DENPASAR, BALI EXPRESS – Berdiam diri selama pandemi Covid-19 membuat Nosstress gelisah. Kegelisahan ini mereka obati dengan melepas single anyar bertitel “Saling Bantu”.
Jumat malam (29/5), single itu mereka tayangkan perdana di kanal Youtube. Dan single itu mendapatkan respon menarik. Sampai dengan berita ini diturunkan hampir 13 ribu kali ditonton.
Ada nuansa syahdu di ujung awal lagu itu. Karena memang mendeskripsikan situasi yang tengah dihadapi umat manusia saat ini di segala penjuru dunia.
Saat pagebluk Covid-19 melanda, sendi-sendi kehidupan dan roda perekonomian seantero dunia menuju lumpuh. Situasi lantas berubah. Manusia bersiasat mencari celah bertahan hidup.
Di sisi lain, sebagian negara merespon pandemi ini berbeda. Namun mereka yang duduk berkuasa di negeri ini, di masa pendemi, abai akan kelangsungan hidup rakyatnya.
Berharap pada negara hanya sia-sia belaka. Rakyat berinisiatif bergerak mandiri. Marajut solidaritas saling bantu antarsesama. Dan realita itu dinotasikan trio folk asal Denpasar, Bali, ini lewat “Saling Bantu.”
Single dipadatkan lagi dalam sajian visualisasi cerdas garapan videographer, Hadhi Kusuma, yang berhasil menjahit potongan dokumentasi para relawan gerakan berbagi.
"Awal pendemi kami berdiam diri di rumah masing-masing. Namun setelah beberapa minggu, kami merasa harus bergerak mencipta karya dan akhirnya merekam di studio dadakan dengan alat seadanya," jelas si pencipta lagu, Man Angga.
Man Angga yang juga vokalis Nosstress ini mengatakan, lagu "Saling Bantu" lahir dari apa yang dirasa, pengamatan serta bacaannya melihat kondisi selama pandemi.
Di sisi lain, lagu ini juga mewakili sikap kritis mereka terhadap pemerintah yang dipandang abai akan kelangsungan hidup dan kesehatan rakyatnya.

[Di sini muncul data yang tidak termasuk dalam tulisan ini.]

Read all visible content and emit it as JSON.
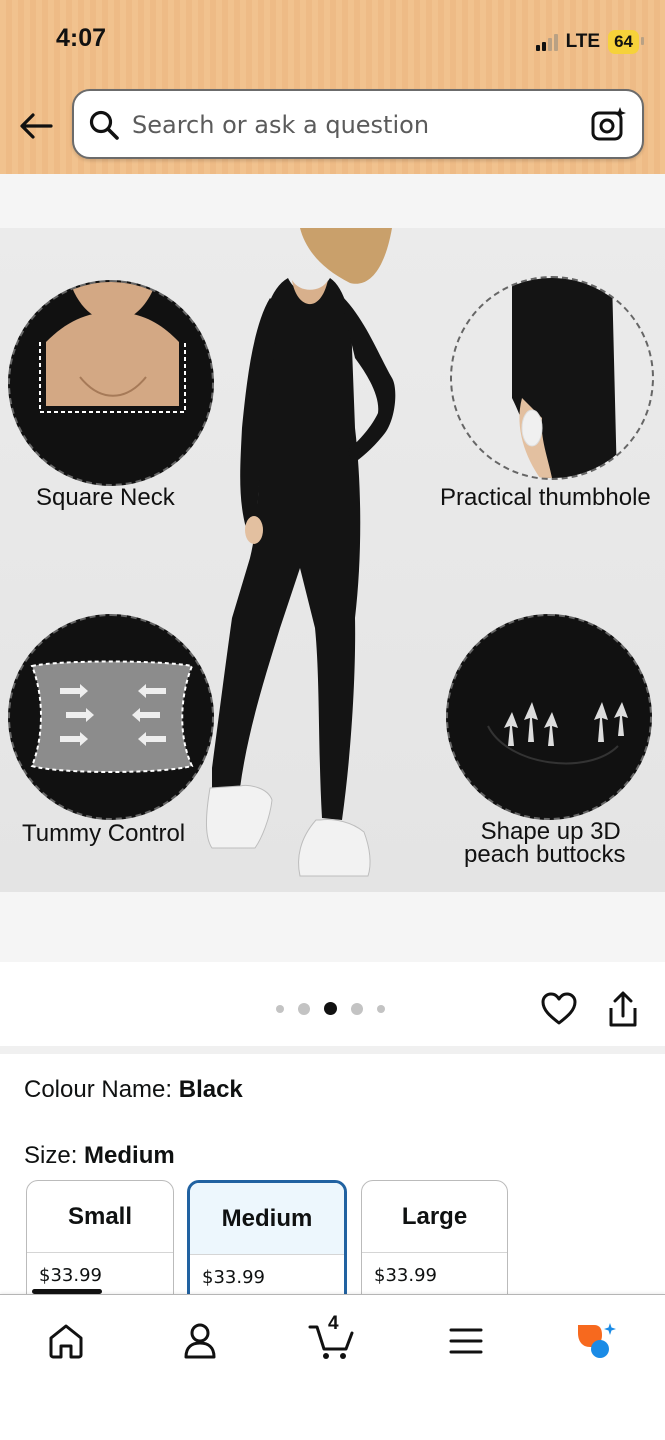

Di tengah ancaman pandemi yang sedang dihadapi masyarakat, pemerintah justru mengesahkan aturan yang dinilai merusak lingkungan serta kehidupan kaum buruh.
“Di saat situasi pandemi ini, harusnya negara hadir membantu rakyat. Mereka malah memanfaatkan situasi ini dengan mengesahkan Undang-Undang yang akan merugikan buruh dan merusak lingkungan," cetus Man Angga.
Terlepas dari abainya pemerintah, rakyat lelah berharap, di tengah lara pandemi ini kian menguatnya kemanusian. Menurut Nosstress adalah sesuatu hal yang membahagiakan, tumbuhnya solidaritas berbagi. Rakyat saling bantu rakyat.
"Meski bencana ini melanda semua individu, namun derita yang dirasakan tidaklah sama. Saling bantu adalah hal penting yang kita perlukan dan dapat kita upayakan agar selamat dari situasi ini," tutur Man Angga.
"Banyak kawan-kawan bergerak mandiri membantu yang memerlukan. Mulai dari mengggalang dana untuk APD bagi tenaga kesehatan. Ada Komunitas Denpasar Kolektif yang menginisiasi Bergerak Bersama Bali dengan kegiatan membagikan makanan gratis untuk semua. Ada juga Solidaritas Pangan Bali. Ini adalah beberapa dari banyaknya gerakan berbagi yang dikelola secara mandiri," imbuh Guna Warma.
Hal lain yang disampaikan Nosstress dalam single ini adalah, meski diselimuti lara akibat pandemi, di sisi lain justru membuat kondisi bumi kian membaik. Bumi seolah mendapatkan banyak waktu istirahat, ketika aktifitas manusia berkurang.
"Tak dapat dipungkiri ketika aktifitas manusia berkurang, kondisi bumi terasa membaik. Dengan saling bantu, kita berusaha melewati semua ini, setelah itu, semoga kita, bersama dengan Bumi, bisa membaik bersama," ucap Man Angga.
Dari proses pengerjaan, sambung Cok Gus, banyak kawan yang ikut terlibat. Selain keterlibatan videografer, Hadhi Kusuma, pada aransemen lagu menggandeng kembali Fendy Rizk. Pun demikian dari sisi artwork single "Saling Bantu" ini, Nosstress bekerjasama dengan street artist dunia asal Bali yang menetap di Yunani, Wild Drawing.
"Akhir kata, kami ucapkan terima kasih kepada semua kawan yang tetap bergerak, berkarya dan bersolidaritas. Semoga tetap semangat dan sehat selalu," tutup Cok Gus.